Colombia’s security forces have been involved in the drug trade since the beginning. On the Caribbean coast, cops began extorting marijuana traders in the 1960s and ended up being their enforcers.
Colombia’s Caribbean coast was introduced to pot in the 1920’s, probably by United Fruit Company workers, but it wasn’t until around 1970 that exports to the US triggered a “marijuana boom” around the port city.
The local police were almost as quick to make a buck out of the trade as the smugglers themselves. At one point, almost all cops and soldiers working in the region were making money off it, one trader told Magdalena University investigators.
All the police and the army officers that I knew, 90% of them, were involved in the marijuana business. Many police and military came here and left Santa Marta rich. At the time, the father of singer Marbel was a police officer here in Santa Marta and he made money with marijuana.
Former marijuana trafficker
Medellin liberals and American hippies
During “La Violencia,” a period of extreme partisan violence between 1948 and 1958, a lot of liberals fled the conservative city of Medellin to the Sierra Nevada to settle.
People from Santa Marta were mainly working in the banana sector or in the ports while the people from the neighboring La Guajira province had been smuggling without much regard for Bogota laws for centuries.
When the marijuana trade began picking up between the 1950s and the 1970s, the local peasants found their crop and the population tripled.
Marijuana became a way of survival for these peasant settlers, one can say an “easy” way to survive in such a remote location without the presence of any authority and without the help of the state. The main thing was to have money and the cultivation of marijuana helped them to get what the state denied them.
Magdalana University
Police racket 1: bribery
As more people arrived in the area, so did the police, like flies to shit.
Within no time, mafia bosses had the police commander in Perico Aguao bribed. Whenever a shipment was coming through the village, the commander took his men for a walk, allowing the mules to pass through the village unhindered.
I remember that the police, according to the data we had, earned more money. The police charged a fee for each mule we passed by, which means that if they paid us nine thousand pesos for freight, the police were paid twelve thousand pesos. They would stop at the Don Diego Bridge to count mules and if a thousand mules passed by they would sort it out with the mafia boss.
Former marijuana trafficker
The police subsequently convinced police inspectors to also take bribes, making the whole department working for the marijuana mafia.

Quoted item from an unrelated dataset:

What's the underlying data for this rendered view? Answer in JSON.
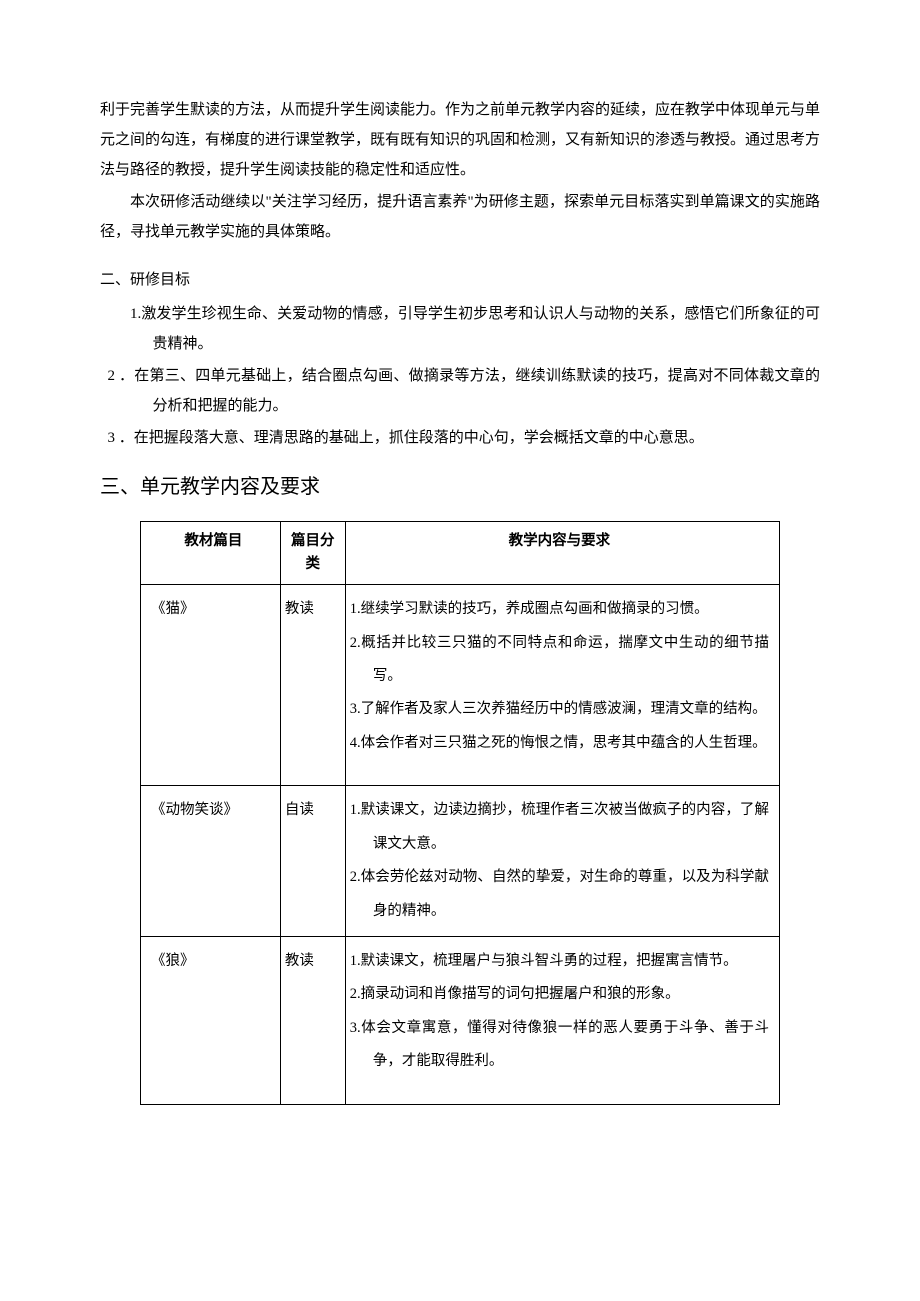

When shipments came in from inland, truck drivers carried enough cash and made sure they knew how many police stops there would be, so they wouldn’t get stuck at the last.
If the cops caught wind of a large shipment coming through, they would try to catch it as soon as it entered their precinct in order to demand a bribe. Other cops would then set up roadblocks further down the road to demand more bribes.
This situation was repeated many times from one trip to another, they said that the police took advantage of the situation, but none of the parties could be bothered because in the end the money was enough for everyone, since the money for the bribes for the police force was part of the costs, like transport security.
Magdalena University
Some cops would even escort shipments all the way to the docks, the former truckers told the university investigators.
Police racket 2: robbery
The peasants growing the marijuana were the lowest in the pecking order, who often had to arm themselves to prevent the local mafia from stealing their produce instead of buying it.
What the local cops would do was go to the marijuana farm, confiscate whatever weapon they found and later sell it back to the same peasant.
In Guachaca, cops would simply confiscate marijuana and sell it to the mafia leaving the farmer with nothing.
Police racket 3: protection
This constant stealing turned the marijuana trade grim quickly and the “marimberos” sought armed support, which they allegedly found with the police and other state agencies.
The police were shooting at the customs, the secret service was shooting at the other secret service because they started guarding the marijuana shipments of the mafiosi, which is how the gangs emerged.
Alfredo Molano
By the end of the 1970s the violence got out of hand and the American authorities demanded an end to the trade and Bogota had to step in.
If only the gringos knew then that a Medellin-based criminal, Pablo Escobar, had already given up marijuana for cocaine and the drug trafficking business of Colombia’s security forces was only just beginning.